Not too long ago, South African consumers’ online activity was described as ‘BOBO’. That’s a nifty little acronym that stands for Browse Online, Buy Offline. Today e-commerce in South Africa is growing rapidly.
According to a recent report from Arthur Goldstuck of World Wide Worx, retail spend online surpassed the R2-billion mark in 2010. The report attributes this extraordinary surge in online retail to the “constant rise in the volume of knowledgeable internet users in South Africa”.
Not only are these users becoming more web and digital savvy, but they are turning to the web as a first resource when they have intent to purchase. We are now emerging from the recession and consumers have changed their purchasing habits. Local users have become especially careful in terms of what they purchase and how much they pay.

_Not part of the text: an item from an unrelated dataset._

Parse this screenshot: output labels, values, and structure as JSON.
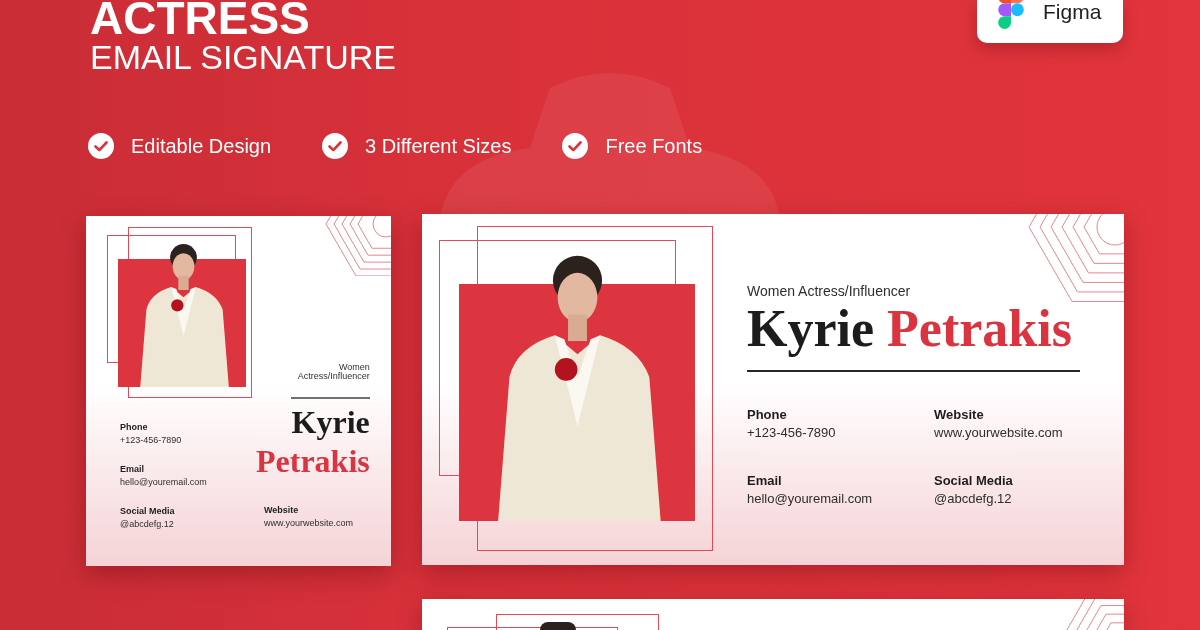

While BOBO may still be the prevalent scenario, (digital retail accounts for less than half a percent of total SA retail) online research and price comparisons made prior to a final decision are in fact driving transactions both online and in brick and mortar establishments.
The bottom line is that a web/mobisite, and by extension, digital marketing, is any business’s store front because that’s where the journey for many consumers begins, even if it doesn’t end there.
Still, I completely understand the allure of social media and how tempting it can be to embark on a digital strategy with flashy creative. But even social media has its limits.
Social media can be an exceptionally powerful tool for creating loyal customers and brand ambassadors, or as an ongoing customer communication tool that’s cheap (or free) and very effective. But is it really as good as driving brand awareness, brand perception, purchase intent and search at the moment of relevance? Research suggests not.
When a marketer hands over their brand to their consumers, as they do through social media, there is no proven formula for success. There are educated guesses and case studies to work with, but to some extent, social media is a gamble.
When a company begins to embrace new technology, I would advise that it starts with something basic and controllable. It’s far easier to tweak a search strategy or some digital creative when the results are sub standard than it is to correct a social media campaign that has gone awry.
Like everything else, digital marketing requires education and experience and even digital experts need to fine tune campaigns in order to achieve the desired results.
To be clear, I am not advocating traditional digital because social media is inherently more risky. I truly believe that all digital marketing platforms available have a place in the mix. But there is overwhelming reason to consider basic digital media for marketing even if it manages to bore my colleagues in traditional halfway to death.
So while both social media and long term digital projects are generally advisable for companies that are only beginning their digital marketing now, it may be sensible to start with the basics: Display, Search, Email and Mobile. Within the digital media mix, there are a variety of tools and platforms that will address most marketing requirements.
As long as objectives are defined and the correct metrics are identified, digital media will almost always exceed expectations.